Ceci a été considéré comme un reproche à
l'encontre de l'Allemagne et de la France qui élaboreraient des projets pour
créer une zone euro plus intégrée et plus petite, sans la Grèce et d'autres
économies plus faibles. Et ceci s'adressait également à l'importante aile
eurosceptique du Parti conservateur britannique qui exige un retrait total ou
partiel de l'UE. Le mois dernier, on a assisté à la plus grande rébellion des
députés conservateurs contre le refus du gouvernement de tenir un référendum
sur l'adhésion de la Grande-Bretagne à l'Union européenne.

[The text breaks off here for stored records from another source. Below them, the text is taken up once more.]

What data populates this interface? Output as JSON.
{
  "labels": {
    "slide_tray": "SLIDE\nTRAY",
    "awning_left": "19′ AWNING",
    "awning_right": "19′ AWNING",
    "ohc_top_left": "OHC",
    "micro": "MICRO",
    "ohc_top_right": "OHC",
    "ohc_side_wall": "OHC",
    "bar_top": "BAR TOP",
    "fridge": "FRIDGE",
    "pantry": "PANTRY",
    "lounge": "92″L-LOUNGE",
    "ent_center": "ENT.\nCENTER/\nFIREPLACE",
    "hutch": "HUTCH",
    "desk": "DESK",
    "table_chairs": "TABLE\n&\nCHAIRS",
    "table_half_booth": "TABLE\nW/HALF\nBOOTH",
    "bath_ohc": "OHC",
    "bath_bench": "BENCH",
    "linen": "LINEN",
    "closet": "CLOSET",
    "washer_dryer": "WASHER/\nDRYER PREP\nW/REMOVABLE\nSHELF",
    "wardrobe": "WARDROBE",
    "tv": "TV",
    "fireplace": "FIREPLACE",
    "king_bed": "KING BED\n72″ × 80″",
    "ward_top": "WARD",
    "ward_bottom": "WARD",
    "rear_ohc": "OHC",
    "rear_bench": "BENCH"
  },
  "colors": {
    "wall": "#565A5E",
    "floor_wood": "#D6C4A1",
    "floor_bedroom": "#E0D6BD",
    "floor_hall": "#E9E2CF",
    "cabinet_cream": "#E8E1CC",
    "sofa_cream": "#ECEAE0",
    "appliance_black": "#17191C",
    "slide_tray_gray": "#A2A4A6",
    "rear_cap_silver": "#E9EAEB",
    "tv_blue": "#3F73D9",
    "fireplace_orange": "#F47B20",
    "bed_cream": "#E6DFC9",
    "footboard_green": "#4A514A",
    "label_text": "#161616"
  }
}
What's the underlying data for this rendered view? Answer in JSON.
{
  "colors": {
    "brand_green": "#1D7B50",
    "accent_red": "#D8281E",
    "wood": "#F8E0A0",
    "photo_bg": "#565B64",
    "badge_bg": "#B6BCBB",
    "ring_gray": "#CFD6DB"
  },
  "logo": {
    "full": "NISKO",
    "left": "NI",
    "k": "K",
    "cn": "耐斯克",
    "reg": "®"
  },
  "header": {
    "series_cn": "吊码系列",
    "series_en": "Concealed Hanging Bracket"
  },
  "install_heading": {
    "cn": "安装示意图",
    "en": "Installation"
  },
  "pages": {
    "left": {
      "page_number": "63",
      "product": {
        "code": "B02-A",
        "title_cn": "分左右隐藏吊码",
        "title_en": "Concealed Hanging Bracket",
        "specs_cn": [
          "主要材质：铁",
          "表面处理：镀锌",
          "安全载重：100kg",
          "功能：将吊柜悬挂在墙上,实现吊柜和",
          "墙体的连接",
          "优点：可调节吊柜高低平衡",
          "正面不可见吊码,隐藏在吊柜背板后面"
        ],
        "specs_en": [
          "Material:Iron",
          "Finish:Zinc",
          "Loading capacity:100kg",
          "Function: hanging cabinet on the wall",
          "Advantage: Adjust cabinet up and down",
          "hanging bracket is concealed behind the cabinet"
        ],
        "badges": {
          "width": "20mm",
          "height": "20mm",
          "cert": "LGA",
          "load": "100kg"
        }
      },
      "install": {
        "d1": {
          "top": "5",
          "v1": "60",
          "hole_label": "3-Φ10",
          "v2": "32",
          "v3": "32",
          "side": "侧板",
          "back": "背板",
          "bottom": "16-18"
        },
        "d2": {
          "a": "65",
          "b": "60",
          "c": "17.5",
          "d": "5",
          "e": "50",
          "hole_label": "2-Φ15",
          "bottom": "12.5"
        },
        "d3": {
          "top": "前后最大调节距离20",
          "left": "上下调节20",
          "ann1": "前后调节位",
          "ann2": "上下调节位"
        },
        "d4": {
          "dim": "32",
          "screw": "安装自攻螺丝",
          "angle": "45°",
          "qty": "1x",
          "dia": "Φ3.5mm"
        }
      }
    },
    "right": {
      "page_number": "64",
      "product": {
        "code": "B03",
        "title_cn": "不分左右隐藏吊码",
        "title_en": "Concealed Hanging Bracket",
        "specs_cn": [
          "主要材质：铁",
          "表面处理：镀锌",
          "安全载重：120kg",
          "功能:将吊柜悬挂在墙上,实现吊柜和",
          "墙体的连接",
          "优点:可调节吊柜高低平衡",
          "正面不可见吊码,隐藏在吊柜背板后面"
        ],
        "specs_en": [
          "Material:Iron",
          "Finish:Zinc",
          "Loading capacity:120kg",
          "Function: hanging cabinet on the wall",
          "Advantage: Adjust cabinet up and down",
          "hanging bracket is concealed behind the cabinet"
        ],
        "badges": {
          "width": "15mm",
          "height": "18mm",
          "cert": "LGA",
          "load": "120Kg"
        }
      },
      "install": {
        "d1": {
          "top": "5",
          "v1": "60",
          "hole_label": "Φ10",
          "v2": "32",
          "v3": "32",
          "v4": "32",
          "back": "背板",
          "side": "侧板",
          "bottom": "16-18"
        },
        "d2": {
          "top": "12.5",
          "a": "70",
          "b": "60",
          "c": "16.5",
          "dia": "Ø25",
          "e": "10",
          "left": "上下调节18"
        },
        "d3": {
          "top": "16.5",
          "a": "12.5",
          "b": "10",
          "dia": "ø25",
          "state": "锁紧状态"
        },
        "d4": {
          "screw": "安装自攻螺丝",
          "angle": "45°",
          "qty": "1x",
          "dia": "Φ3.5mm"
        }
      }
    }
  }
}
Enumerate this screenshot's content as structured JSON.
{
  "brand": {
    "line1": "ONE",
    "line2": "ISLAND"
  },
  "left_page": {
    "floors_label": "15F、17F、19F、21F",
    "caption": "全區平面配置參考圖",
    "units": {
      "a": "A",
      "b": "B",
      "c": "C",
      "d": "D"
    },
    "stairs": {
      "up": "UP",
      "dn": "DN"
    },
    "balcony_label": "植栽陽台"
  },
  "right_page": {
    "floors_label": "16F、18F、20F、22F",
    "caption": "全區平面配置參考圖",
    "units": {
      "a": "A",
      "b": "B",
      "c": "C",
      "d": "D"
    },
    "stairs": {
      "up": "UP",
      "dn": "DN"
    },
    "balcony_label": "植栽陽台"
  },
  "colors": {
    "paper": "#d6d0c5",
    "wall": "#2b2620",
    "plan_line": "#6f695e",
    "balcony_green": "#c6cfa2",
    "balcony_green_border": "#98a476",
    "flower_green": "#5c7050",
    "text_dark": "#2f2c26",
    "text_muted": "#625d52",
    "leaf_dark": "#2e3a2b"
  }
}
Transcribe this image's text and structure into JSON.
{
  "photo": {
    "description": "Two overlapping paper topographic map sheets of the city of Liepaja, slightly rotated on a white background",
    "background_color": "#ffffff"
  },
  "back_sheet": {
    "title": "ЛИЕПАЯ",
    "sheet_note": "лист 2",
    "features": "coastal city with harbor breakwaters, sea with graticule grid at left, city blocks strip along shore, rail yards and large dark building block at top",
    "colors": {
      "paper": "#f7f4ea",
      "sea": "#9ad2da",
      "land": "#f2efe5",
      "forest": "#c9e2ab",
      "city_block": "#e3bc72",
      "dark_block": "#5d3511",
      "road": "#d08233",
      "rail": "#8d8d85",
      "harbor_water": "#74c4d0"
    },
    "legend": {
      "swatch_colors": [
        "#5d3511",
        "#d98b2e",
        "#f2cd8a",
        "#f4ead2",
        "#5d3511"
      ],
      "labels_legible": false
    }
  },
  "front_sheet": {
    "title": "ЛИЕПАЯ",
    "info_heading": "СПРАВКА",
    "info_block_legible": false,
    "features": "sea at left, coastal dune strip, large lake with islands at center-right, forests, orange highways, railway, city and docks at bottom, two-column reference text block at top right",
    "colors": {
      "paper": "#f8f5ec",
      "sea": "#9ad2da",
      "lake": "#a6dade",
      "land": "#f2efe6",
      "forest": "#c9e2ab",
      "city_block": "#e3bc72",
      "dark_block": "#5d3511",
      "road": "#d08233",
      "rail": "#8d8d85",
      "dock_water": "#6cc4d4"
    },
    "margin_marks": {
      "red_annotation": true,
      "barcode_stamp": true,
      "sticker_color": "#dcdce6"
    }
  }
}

Le sommet de la zone euro avait arrêté des
mesures de rigueur punitives pour la Grèce et l'Italie qui sont soumises à la
discipline fiscale du « Groupe de Francfort ». Le rédacteur en chef
de la rubrique économique du Guardian, Larry Elliot, a décrit ceci comme
« une cabale non élue composée de huit personnes », dont Christine
Lagarde du FMI, Merkel, Sarkozy, le président de la BCE, Mario Draghi, et
Barroso. Ceci s'est terminé par l'imposition de gouvernements non élus dirigés
par des « technocrates » et qui doivent rendre des comptes
directement à la « cabale » de Francfort. Blair a défendu ce processus
en disant : « La raison pour laquelle les gens ont recours à ce genre
de dirigeants est qu'ils veulent simplement résoudre le problème. »
Pour la bourgeoisie britannique, la crise
réside en ce que sa demande d'une intervention de la BCE et d'un soutien à des
mesures d'austérité encore plus importantes en Europe, renforce la décision en
faveur d'une consolidation politique et fiscale de plus en plus grande dans la
zone euro. Avec la France se trouvant à présent dans le collimateur des
marchés, alors qu'il n'y a toujours pas d'accord quant à la manière dont l'EFSF
peut lever des fonds, l'Allemagne dicte les termes de tout
« sauvetage » de l'euro. Ce développement risque de totalement isoler
le Royaume-Uni.
Lundi, Merkel a dit lors d'une conférence de
son parti, l'Union démocrate-chrétienne (CDU) que la tâche était « de
parachever l'union économique et monétaire et de construire l'union politique
de l'Europe. »
Les traités de l'UE doivent être modifiés
afin de permettre l'intégration, et il faut qu'il y ait la possibilité de
soumettre les pays endettés à des sanctions sévères s'ils n'appliquent pas la
discipline monétaire. Elle aurait apparemment averti Cameron, un peu plus tôt,
que le RU devait soutenir ces modifications faute de quoi, l'Allemagne et la France
oeuvreraient pour une Europe à « deux vitesses. »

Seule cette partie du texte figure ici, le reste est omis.